Jed went to the shops. But could he find olives? He could not. This was turning into a full-scale disaster. And fast! He could already feel his ears twitching. If he didn’t get the olives in the next three hours the inevitable would overtake him.
Down he went to the further supermarket across the river. Fortunately the onset of the change worked in his favour, giving him added speed. He fairly bounded across the meadows. But he had to be careful – pulled down his hat and pulled up his coat collar so no-one would see anything untoward.
Then he heard something which made him freeze in his tracks.

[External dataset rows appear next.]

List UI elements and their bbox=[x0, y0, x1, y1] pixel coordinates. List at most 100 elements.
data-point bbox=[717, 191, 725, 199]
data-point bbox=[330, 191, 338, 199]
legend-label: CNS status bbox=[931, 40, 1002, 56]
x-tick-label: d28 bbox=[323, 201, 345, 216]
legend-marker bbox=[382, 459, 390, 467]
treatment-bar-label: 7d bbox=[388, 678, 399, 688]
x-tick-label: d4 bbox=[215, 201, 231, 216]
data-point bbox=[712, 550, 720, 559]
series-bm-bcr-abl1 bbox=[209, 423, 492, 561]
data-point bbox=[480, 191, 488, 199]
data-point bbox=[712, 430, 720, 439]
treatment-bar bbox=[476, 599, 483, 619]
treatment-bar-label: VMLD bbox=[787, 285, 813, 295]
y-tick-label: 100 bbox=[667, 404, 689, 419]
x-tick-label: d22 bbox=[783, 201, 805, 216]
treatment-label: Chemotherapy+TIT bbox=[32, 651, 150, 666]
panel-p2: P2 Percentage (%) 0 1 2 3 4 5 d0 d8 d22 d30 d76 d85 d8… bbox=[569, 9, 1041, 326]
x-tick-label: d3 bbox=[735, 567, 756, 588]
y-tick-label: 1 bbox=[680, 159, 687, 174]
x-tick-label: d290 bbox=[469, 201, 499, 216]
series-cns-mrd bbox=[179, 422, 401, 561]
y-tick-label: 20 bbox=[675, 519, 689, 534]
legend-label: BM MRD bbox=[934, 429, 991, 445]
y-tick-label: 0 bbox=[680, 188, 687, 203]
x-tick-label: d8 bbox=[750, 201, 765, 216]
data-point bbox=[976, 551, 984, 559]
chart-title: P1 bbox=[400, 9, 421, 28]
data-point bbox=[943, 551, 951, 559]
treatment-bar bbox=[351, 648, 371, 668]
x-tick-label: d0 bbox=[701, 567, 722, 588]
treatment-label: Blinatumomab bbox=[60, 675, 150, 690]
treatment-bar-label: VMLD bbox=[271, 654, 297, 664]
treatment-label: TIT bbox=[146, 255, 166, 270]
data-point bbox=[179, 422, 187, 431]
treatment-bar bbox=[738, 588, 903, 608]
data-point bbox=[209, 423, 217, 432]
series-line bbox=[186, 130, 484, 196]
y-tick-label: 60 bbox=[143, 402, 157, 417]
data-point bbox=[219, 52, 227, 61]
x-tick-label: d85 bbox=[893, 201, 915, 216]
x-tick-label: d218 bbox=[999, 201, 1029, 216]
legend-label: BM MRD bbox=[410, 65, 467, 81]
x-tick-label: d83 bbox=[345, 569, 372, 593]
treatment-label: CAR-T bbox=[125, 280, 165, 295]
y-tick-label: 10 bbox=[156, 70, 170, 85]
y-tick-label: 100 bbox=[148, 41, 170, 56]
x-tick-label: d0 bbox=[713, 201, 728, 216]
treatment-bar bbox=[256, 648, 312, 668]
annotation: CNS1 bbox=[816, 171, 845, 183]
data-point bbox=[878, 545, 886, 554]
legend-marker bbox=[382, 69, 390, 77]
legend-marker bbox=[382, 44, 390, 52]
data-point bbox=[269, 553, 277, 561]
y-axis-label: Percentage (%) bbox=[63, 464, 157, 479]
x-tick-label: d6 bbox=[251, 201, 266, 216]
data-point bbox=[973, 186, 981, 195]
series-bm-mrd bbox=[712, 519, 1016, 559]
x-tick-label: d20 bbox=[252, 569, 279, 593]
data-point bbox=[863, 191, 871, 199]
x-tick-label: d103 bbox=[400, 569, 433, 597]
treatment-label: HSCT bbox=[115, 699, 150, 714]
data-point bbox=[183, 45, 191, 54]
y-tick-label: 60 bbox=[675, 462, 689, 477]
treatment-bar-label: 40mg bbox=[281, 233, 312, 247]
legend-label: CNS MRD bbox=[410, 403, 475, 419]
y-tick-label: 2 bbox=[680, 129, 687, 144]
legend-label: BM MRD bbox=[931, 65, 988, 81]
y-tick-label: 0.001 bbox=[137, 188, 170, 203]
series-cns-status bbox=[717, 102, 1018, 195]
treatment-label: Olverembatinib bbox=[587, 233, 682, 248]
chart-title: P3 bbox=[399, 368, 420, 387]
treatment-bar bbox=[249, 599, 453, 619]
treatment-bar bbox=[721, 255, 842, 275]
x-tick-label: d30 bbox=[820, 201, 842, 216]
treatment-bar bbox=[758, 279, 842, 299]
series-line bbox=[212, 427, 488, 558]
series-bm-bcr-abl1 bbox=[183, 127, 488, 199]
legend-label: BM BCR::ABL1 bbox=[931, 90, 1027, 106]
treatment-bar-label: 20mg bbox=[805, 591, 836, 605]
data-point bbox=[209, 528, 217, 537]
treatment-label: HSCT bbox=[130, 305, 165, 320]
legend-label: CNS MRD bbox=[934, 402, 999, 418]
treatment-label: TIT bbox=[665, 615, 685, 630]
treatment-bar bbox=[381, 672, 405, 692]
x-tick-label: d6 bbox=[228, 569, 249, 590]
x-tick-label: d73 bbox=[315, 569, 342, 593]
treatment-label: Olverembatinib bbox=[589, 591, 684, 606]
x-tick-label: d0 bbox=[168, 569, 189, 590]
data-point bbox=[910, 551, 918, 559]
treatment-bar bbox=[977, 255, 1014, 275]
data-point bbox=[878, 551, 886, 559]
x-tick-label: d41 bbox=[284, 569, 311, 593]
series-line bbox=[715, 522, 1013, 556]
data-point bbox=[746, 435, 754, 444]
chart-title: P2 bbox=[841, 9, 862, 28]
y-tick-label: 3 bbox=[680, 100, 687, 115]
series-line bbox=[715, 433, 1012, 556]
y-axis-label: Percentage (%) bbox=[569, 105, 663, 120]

“Dad, Dad, that man’s got a tail!”
Jed didn’t turn round, just started running, across the road in two bounds, up the steps in a single jump and into the toilets behind the supermarket, where he re-arranged himself.
There were olives stuffed with garlic in that supermarket, but Jed had not got them soon enough. Harold was furious at his turning up for the concert in a bunny suit. Sacked him on the spot. Martin and his cronies had a good laugh, Jed got a job pushing trolleys around at the supermarket and does kids’ parties at full moon. Actually things are looking up for him – the giant rabbit who plays the violin has just got through his audition for Britain’s Got Talent, so Jed might have the last laugh yet.